Apple to Buy Back $10bn of Its Shares and Pay Dividend
floydman writes "Apple has said it will use its cash to start paying a dividend to shareholders and to buy back some of its shares. The technology giant said it would pay a quarterly dividend of $2.65 per share from July. It will buy back up to $10bn of its own shares starting in the company's next financial year, which begins on 30 September 2012. Apple CEO Tim Cook said, 'We have used some of our cash to make great investments in our business through increased research and development, acquisitions, new retail store openings, strategic prepayments and capital expenditures in our supply chain, and building out our infrastructure. You'll see more of all of these in the future. Even with these investments, we can maintain a war chest for strategic opportunities and have plenty of cash to run our business. So we are going to initiate a dividend and share repurchase program.'"
It means Apple (according to many guru's and those on Wall Street in this day and age) think they do not know how to invest in themselves and what is valuable. Instead they feel to give the money back to the shareholders as they can invest in the money better than they can. Apple's stock price went down after the bell opened, but did go up in pre-trading (why is that legal ?)
However, my opinions are more old fashioned and feel Apple should give money back to its owners after they invested the risk duh. Doing so in old school theoretical sense means they want less pressure on quarterly results and on just raising the share price and giving investors some of their earnings back eleviates this and allows for the same amount of money for slower growth from investors. Which is what the the thinking was even if that is rejected for newer investors as growth not revenue is everything.
If I made you a partner in a company but didn't pay you because Hairyfeet, might just pay you then you will be on my ass to rise the share price as you see no return anyway. If it goes up then you gain money. That is how Apple has been operating since 1997.
Apple is trying to eleviate that.
It also is a little disapointing as Apple could start a 4G network to compete with the big boys, use the money for more R&D, or pay their Foxconn employers more and educate them to work for Apple China through scholarships. But Apple did not want to take that risk.
http://saveie6.com/
You're thinking like a poor person. When you're rich, you buy at whatever price, but you buy enough to drive the price up even more, usually with someone else's money first, and then you sell.

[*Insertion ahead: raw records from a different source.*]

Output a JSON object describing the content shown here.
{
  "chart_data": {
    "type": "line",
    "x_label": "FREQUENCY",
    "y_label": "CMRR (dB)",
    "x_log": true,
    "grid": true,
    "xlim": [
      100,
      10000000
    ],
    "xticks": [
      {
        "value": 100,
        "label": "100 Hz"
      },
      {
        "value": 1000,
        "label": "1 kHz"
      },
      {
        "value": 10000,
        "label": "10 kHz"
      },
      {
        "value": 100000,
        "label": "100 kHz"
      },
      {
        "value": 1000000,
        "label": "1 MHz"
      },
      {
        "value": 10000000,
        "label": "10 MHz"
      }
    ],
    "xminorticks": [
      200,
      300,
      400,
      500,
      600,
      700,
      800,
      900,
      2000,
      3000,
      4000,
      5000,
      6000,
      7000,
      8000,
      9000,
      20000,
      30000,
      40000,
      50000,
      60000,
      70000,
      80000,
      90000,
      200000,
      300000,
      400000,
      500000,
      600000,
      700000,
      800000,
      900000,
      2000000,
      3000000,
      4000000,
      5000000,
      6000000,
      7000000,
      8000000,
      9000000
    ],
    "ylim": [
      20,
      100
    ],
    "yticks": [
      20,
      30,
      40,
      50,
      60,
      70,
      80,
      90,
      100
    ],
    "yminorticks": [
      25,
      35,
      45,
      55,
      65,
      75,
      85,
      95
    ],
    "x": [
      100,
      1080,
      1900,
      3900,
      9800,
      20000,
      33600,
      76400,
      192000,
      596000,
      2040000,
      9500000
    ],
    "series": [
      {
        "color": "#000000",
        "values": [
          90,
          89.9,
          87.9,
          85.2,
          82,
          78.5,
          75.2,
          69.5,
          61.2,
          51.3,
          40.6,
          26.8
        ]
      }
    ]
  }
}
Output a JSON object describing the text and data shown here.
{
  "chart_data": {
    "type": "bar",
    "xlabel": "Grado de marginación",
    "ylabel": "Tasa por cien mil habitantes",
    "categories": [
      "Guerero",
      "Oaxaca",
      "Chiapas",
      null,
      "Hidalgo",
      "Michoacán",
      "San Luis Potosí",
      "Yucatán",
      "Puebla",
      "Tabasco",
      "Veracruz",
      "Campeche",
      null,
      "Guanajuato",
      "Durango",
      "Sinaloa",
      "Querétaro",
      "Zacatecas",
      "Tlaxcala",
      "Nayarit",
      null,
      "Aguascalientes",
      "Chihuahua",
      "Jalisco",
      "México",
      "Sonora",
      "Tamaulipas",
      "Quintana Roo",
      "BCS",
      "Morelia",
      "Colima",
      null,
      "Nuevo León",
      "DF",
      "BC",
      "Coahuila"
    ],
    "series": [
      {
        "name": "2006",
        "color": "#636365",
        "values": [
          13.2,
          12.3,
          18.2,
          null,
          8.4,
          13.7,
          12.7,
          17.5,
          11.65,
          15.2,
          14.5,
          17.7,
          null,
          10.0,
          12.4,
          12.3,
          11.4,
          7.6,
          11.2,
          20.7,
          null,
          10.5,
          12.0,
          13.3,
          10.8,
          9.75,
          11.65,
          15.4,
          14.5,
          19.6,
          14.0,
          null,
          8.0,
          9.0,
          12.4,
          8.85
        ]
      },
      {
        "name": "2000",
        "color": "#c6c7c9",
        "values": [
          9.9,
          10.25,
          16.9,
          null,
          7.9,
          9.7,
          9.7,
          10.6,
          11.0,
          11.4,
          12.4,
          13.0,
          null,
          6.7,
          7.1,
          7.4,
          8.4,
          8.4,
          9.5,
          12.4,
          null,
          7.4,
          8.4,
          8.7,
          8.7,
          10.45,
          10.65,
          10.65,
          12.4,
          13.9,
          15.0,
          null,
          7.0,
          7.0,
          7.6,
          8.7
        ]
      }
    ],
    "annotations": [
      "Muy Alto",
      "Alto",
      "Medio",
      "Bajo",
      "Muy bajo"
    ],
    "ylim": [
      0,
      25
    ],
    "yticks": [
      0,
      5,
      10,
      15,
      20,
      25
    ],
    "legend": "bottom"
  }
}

In the case of Apple and their 100 billion dollar cash on hand, they're pretty much right in principle on this though. 100 billion dollars cash on hand isn't giving enough ROI, and people can make better use of that money themselves than Apple can, if apple could use 100 billion dollars for something it wouldn't have it lying around collecting interest on overnight bonds and crap like that.
The stock buyback is pretty normal, use some of the corporate cash to drive up the paper value of the company, thereby enriching shareholders without them having to pay tax. Paying a dividend of 1.7% of the value of the stock seems like they're trying to ease into this.
Essentially, Apple is saying "our shares are undervalued". They have more information than the general public (hence the inefficient market comment). Apple says it is willing to buy at this low price, so th market says "time to buy".
I think it's important to point out something else here: They just have a huge pile of cash and nothing to do with it.
What they could do is issue it all as dividends, but that actually makes the share price go down. Because you start with a company that has ~$140B in cash, and you end up with a company that has the same non-cash assets but now has $120B in cash. Obviously the latter company is not worth as much money, because it doesn't have as much cash. The shareholders start with a share in a company worth $550, the company issues the dividend and the shareholders end up with a share worth $530 and $20 in cash. The cash has to come from somewhere and it comes out of the share price.
Allowing the share price to go down like will cause a lot of people to be unhappy. It's especially bad for employees who have stock options.
Doing the buyback instead has a lot of advantages, primarily as a result of leaving the share price where it is while still giving investors who want cash a way to get it without diluting their ownership stake in the company. If the company buys back 5% of its outstanding shares and you tender 5% of your holdings, you end up with cash in your pocket but no smaller percentage ownership of the company, and the employees and others who don't want the share price to go down are happy to see that it hasn't.